Rapid developments in the realm of Artificial Intelligence and Machine Learning are leading to some fascinating applications and use cases of AIoT (Artificial Intelligence of Things) in industry, with improved human-machine interactions and more efficient operations. AIoT solutions will further advance efficiency in operations of various industries and boost digital transformation. Add to this the quiet revolution in the field of machine vision that is helping causes as diverse as the smart factories, smart cities and autonomous driving, all adding to the growing proliferation of IoT devices. But perhaps the biggest area of change for the better is the role IoT is expected to play in promoting sustainability, as predicted in the ABB study in the early part of this article.

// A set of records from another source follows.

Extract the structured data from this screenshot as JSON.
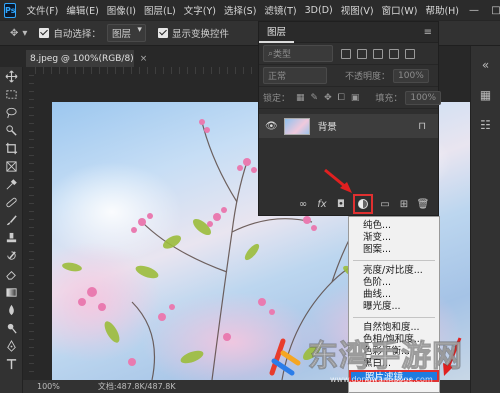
{
  "app": {
    "logo": "Ps"
  },
  "menubar": [
    "文件(F)",
    "编辑(E)",
    "图像(I)",
    "图层(L)",
    "文字(Y)",
    "选择(S)",
    "滤镜(T)",
    "3D(D)",
    "视图(V)",
    "窗口(W)",
    "帮助(H)"
  ],
  "window_controls": {
    "minimize": "—",
    "maximize": "□",
    "close": "✕"
  },
  "options": {
    "auto_select_label": "自动选择：",
    "auto_select_value": "图层",
    "show_transform_label": "显示变换控件"
  },
  "document": {
    "tab_title": "8.jpeg @ 100%(RGB/8)",
    "close": "×"
  },
  "status": {
    "zoom": "100%",
    "doc_info": "文档:487.8K/487.8K"
  },
  "layers_panel": {
    "title": "图层",
    "menu_icon": "≡",
    "filter_kind": "类型",
    "blend_mode": "正常",
    "opacity_label": "不透明度：",
    "opacity_value": "100%",
    "lock_label": "锁定：",
    "fill_label": "填充：",
    "fill_value": "100%",
    "layer_name": "背景",
    "lock_icon": "🔒",
    "footer_icons": [
      "link-icon",
      "fx-icon",
      "mask-icon",
      "adjustment-icon",
      "folder-icon",
      "new-layer-icon",
      "trash-icon"
    ],
    "fx_label": "fx"
  },
  "adjustment_menu": {
    "group1": [
      "纯色...",
      "渐变...",
      "图案..."
    ],
    "group2": [
      "亮度/对比度...",
      "色阶...",
      "曲线...",
      "曝光度..."
    ],
    "group3": [
      "自然饱和度...",
      "色相/饱和度...",
      "色彩平衡...",
      "黑白..."
    ],
    "highlighted": "照片滤镜..."
  },
  "watermark": {
    "text": "东湾手游网",
    "url": "www.dongwanhuoge.com"
  },
  "colors": {
    "accent_blue": "#1e7be0",
    "highlight_red": "#e03030",
    "ps_blue": "#31a8ff"
  }
}
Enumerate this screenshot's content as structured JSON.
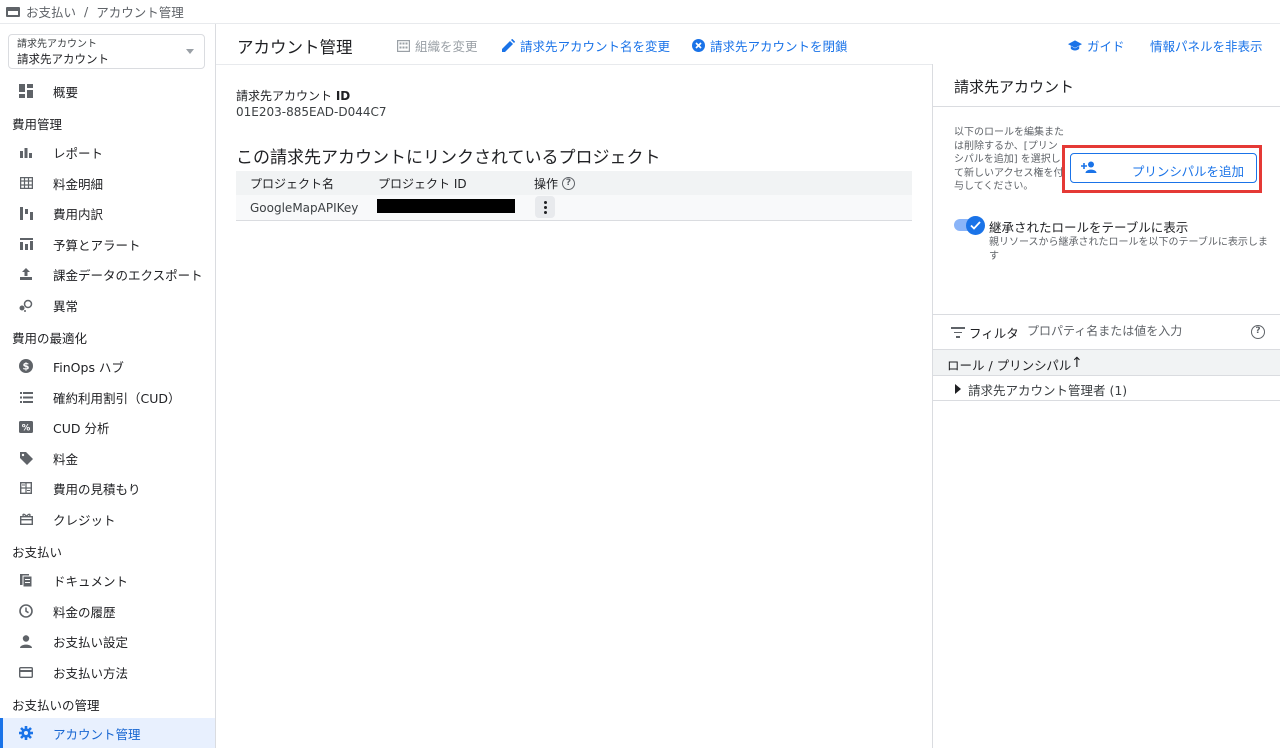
{
  "breadcrumb": {
    "root": "お支払い",
    "separator": "/",
    "current": "アカウント管理"
  },
  "sidebar": {
    "account_selector": {
      "label": "請求先アカウント",
      "value": "請求先アカウント"
    },
    "top_item": {
      "label": "概要",
      "icon": "dashboard-icon"
    },
    "sections": [
      {
        "title": "費用管理",
        "items": [
          {
            "label": "レポート",
            "icon": "bar-chart-icon"
          },
          {
            "label": "料金明細",
            "icon": "table-icon"
          },
          {
            "label": "費用内訳",
            "icon": "waterfall-chart-icon"
          },
          {
            "label": "予算とアラート",
            "icon": "budget-chart-icon"
          },
          {
            "label": "課金データのエクスポート",
            "icon": "upload-icon"
          },
          {
            "label": "異常",
            "icon": "anomaly-icon"
          }
        ]
      },
      {
        "title": "費用の最適化",
        "items": [
          {
            "label": "FinOps ハブ",
            "icon": "dollar-circle-icon"
          },
          {
            "label": "確約利用割引（CUD）",
            "icon": "list-icon"
          },
          {
            "label": "CUD 分析",
            "icon": "percent-icon"
          },
          {
            "label": "料金",
            "icon": "tag-icon"
          },
          {
            "label": "費用の見積もり",
            "icon": "calculator-icon"
          },
          {
            "label": "クレジット",
            "icon": "gift-icon"
          }
        ]
      },
      {
        "title": "お支払い",
        "items": [
          {
            "label": "ドキュメント",
            "icon": "document-icon"
          },
          {
            "label": "料金の履歴",
            "icon": "clock-icon"
          },
          {
            "label": "お支払い設定",
            "icon": "person-icon"
          },
          {
            "label": "お支払い方法",
            "icon": "credit-card-icon"
          }
        ]
      },
      {
        "title": "お支払いの管理",
        "items": [
          {
            "label": "アカウント管理",
            "icon": "gear-icon",
            "active": true
          }
        ]
      }
    ]
  },
  "header": {
    "title": "アカウント管理",
    "actions": {
      "change_org": "組織を変更",
      "rename": "請求先アカウント名を変更",
      "close": "請求先アカウントを閉鎖",
      "guide": "ガイド",
      "hide_panel": "情報パネルを非表示"
    }
  },
  "main": {
    "account_id_label": "請求先アカウント",
    "account_id_label_suffix": "ID",
    "account_id_value": "01E203-885EAD-D044C7",
    "projects_heading": "この請求先アカウントにリンクされているプロジェクト",
    "table": {
      "columns": [
        "プロジェクト名",
        "プロジェクト ID",
        "操作"
      ],
      "rows": [
        {
          "name": "GoogleMapAPIKey",
          "id": "[redacted]"
        }
      ]
    }
  },
  "info_panel": {
    "title": "請求先アカウント",
    "description": "以下のロールを編集または削除するか、[プリンシパルを追加] を選択して新しいアクセス権を付与してください。",
    "add_principal_label": "プリンシパルを追加",
    "toggle_label": "継承されたロールをテーブルに表示",
    "toggle_on": true,
    "toggle_description": "親リソースから継承されたロールを以下のテーブルに表示します",
    "filter_label": "フィルタ",
    "filter_placeholder": "プロパティ名または値を入力",
    "role_column": "ロール / プリンシパル",
    "sort_arrow": "↑",
    "role_rows": [
      "請求先アカウント管理者 (1)"
    ]
  },
  "colors": {
    "accent": "#1a73e8",
    "highlight_border": "#e53935",
    "active_nav_bg": "#e8f0fe"
  }
}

The trouble with matters related to the environment and sustainability is that the world today is much wiser about the damage human activity has caused, and what needs to be done, but the issues at stake are too complex for an easy solution. IoT in this context is seen as a vital link that can connect the many different efforts put into solving this complex problem of gigantic proportions. From smart energy solutions to clean water distribution; sustainable agriculture to better waste management; and smart cities to decarbonised transportation, IoT is already at work in various pilot projects whether sponsored by governments or adopted by the corporate sector. Going forward, these solutions would be adopted on a global scale.
Finally, the elephant in the room – security – will also be tamed with the same technology. IoT security tools will be increasingly at work to prevent security breaches and plug the loopholes. The world will be a better place with the rapid spread of the IoT ecosystem.